Stephen Harper told Chatelaine magazine he never said a national inquiry into missing and murdered indigenous women wasn't high on his government's "radar," despite the fact he said those very words during a television interview last year.
In a Q&A interview published Monday, journalist Katrina Onstad noted that the United Nations, First Nations leaders, and Rinelle Harper — the Manitoba 16-year-old left for dead last year — have all called for an inquiry.
"But you have said it isn't 'high on your radar,'" Onstad said. "Why isn't it?"
"I haven't said that at all," Harper replied, according to the magazine.
The Conservative leader said the issue has already been "studied to death" more than 40 times, spurring the government to take action by providing additional resources for prevention and police investigations.
But in a year-end interview with Mansbridge last December, Harper did indeed say an inquiry was not a priority for his government.
"There seems to be some indication that your government may be at least considering some form of formal inquest or inquiry or investigation (into missing and murdered indigenous women)," Mansbridge said to Harper at the time.
"It isn't really high on our radar, to be honest, Peter," Harper replied, before adding that his ministers will continue to have a "dialogue" with those concerned about the issue.
CBC News has video of that interview. The talk of an inquiry begins at the 18:24 mark:
Harper told Mansbridge his government has brought in strong laws to punish criminals, invested in preventative measures, and enhanced "the legal and social status of women in aboriginal communities" when it comes to matters like matrimonial property rights.
"I would rather spend my time focusing on what actions we can take to improve these situations, prevent these situations, than have more multi-million dollar inquiries," Harper said.
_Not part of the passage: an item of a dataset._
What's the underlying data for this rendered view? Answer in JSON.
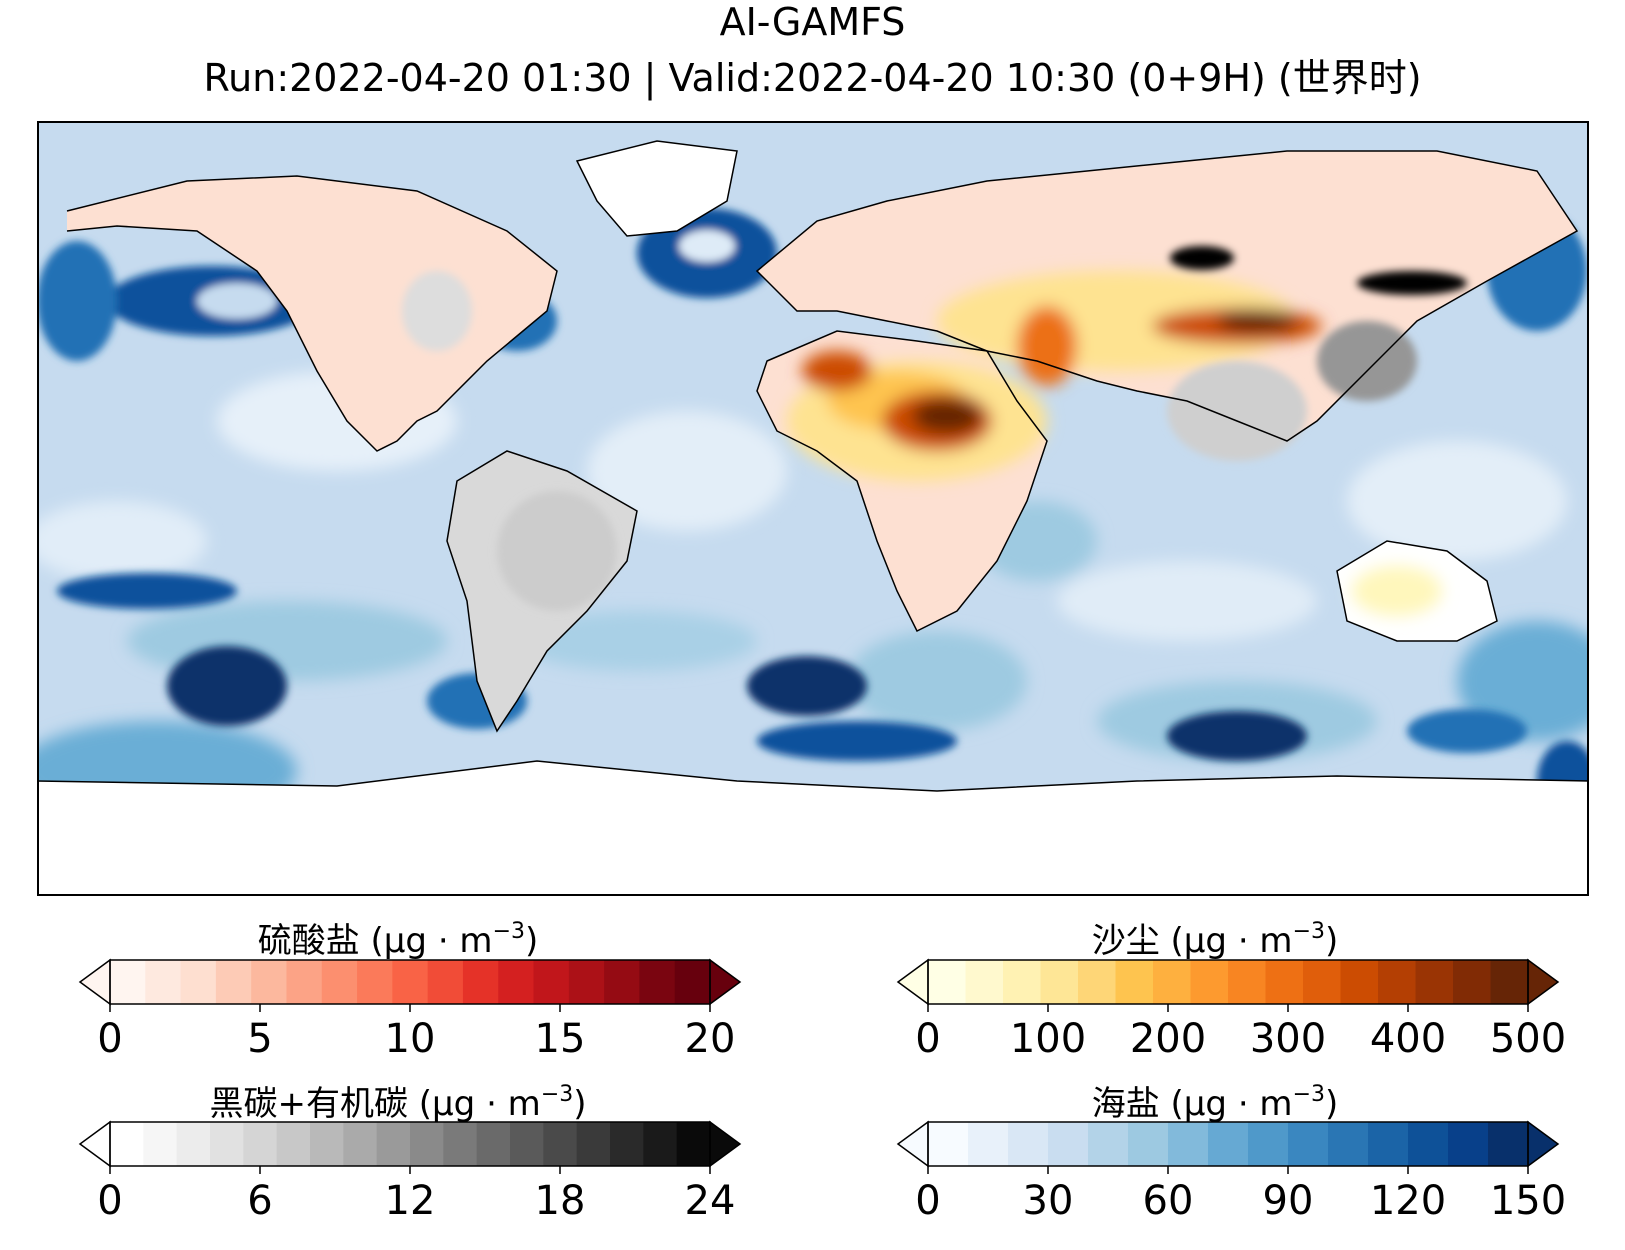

But opposition rivals pounced on the Tory leader's "radar" quip as proof that the government wasn't taking enough action.
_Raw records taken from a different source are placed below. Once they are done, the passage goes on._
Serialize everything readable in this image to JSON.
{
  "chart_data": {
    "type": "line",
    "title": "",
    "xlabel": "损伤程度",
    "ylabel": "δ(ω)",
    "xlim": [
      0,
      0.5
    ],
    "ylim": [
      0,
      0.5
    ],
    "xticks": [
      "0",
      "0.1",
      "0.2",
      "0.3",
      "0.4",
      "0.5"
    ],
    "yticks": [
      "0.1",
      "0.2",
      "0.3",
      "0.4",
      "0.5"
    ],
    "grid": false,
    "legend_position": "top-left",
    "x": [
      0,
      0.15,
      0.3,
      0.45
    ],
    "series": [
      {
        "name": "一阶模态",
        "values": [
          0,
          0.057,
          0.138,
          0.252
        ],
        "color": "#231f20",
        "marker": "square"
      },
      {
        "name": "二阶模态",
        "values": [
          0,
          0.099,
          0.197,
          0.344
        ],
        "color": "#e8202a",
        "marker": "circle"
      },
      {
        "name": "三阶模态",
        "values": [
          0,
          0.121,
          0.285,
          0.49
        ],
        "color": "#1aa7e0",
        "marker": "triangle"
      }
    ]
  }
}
Liberal candidate Carolyn Bennett mentioned the remark in May while tabling a motion calling on the government to call an inquiry.
"Last December, (Harper) even admitted to a national TV audience that this issue was not high on his government's radar," she said in the House of Commons. "The prime minister is simply on the wrong side of history."
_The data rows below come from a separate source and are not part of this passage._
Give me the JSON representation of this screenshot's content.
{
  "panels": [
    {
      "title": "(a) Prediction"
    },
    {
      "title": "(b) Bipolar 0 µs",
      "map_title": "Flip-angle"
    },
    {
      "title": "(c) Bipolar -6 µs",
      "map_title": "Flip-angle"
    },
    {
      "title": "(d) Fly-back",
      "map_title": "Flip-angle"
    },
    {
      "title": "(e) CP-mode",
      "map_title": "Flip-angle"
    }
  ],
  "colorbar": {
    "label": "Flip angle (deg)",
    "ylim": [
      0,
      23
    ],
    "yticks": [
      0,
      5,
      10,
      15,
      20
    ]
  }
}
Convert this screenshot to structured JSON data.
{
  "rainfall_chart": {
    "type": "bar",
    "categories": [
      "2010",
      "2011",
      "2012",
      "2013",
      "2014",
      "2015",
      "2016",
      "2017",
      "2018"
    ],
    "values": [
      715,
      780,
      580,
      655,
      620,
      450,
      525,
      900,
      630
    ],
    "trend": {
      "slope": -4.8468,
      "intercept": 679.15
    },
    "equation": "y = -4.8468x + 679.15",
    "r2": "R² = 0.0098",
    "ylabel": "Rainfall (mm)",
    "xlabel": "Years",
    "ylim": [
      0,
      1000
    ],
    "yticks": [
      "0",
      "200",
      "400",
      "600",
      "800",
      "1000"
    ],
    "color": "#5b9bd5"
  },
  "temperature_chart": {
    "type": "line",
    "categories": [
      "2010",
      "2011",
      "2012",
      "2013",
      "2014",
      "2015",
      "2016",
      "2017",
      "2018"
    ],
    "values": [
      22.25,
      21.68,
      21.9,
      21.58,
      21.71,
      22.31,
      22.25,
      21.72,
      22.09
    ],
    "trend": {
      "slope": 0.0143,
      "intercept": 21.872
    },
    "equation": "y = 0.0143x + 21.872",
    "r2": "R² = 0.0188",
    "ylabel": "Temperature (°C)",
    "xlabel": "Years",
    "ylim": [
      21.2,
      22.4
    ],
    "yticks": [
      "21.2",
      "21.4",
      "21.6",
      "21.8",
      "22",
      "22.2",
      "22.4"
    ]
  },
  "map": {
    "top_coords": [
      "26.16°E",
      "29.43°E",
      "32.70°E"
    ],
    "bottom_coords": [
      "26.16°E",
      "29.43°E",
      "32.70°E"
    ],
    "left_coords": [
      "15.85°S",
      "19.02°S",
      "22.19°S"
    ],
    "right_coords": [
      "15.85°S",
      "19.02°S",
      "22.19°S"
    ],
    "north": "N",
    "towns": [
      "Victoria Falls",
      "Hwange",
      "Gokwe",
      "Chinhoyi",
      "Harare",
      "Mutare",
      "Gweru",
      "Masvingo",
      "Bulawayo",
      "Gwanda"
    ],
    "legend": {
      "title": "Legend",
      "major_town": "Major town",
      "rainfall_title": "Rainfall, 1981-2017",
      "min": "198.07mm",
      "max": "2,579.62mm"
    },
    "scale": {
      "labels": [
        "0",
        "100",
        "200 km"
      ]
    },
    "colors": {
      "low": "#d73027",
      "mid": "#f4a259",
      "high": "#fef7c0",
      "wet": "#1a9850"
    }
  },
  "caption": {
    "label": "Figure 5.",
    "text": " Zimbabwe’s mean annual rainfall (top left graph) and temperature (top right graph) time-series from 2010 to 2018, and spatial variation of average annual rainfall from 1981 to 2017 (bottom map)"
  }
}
New Democrat Murray Rankin did the same while discussing an NDP motion to call an inquiry in June.
"(The government) says going after the root causes is not high on the prime minister's radar, as he himself said to Peter Mansbridge," Rankin said at the time. "It should be high on the radar of Canadians. It should be high on all our radars."
Mulcair: 'It's time you had a prime minister who cares'
NDP Leader Thomas Mulcair also criticized Harper late last month shortly after unveiling his plan to combat violence against women.
Mulcair referenced the murder of aboriginal Winnipeg teen Tina Fontaine, whose body was recovered from the Red River last August.
"Her tragic death shocked this country. And I say this to every mother, to every daughter, to every sister that it's time you had a prime minister who cares," Mulcair said.
The NDP leader said an "underlying attitude of racism" has prevented an inquiry into the 1,200 aboriginal women who have gone missing or been killed since 1980.
That was the same message he delivered at a rally in Winnipeg last month.
"Do you think that if 1,200 women had been murdered or had gone missing in Ottawa we'd need the United Nations to tell us to have an inquiry? It would have happened a long time ago," he told the crowd. "This is about racism. That's what this is about."
Mulcair has pledged to call an inquiry within 100 days of forming government.
Liberal Leader Justin Trudeau has also vowed to call an inquiry if he becomes prime minister in October.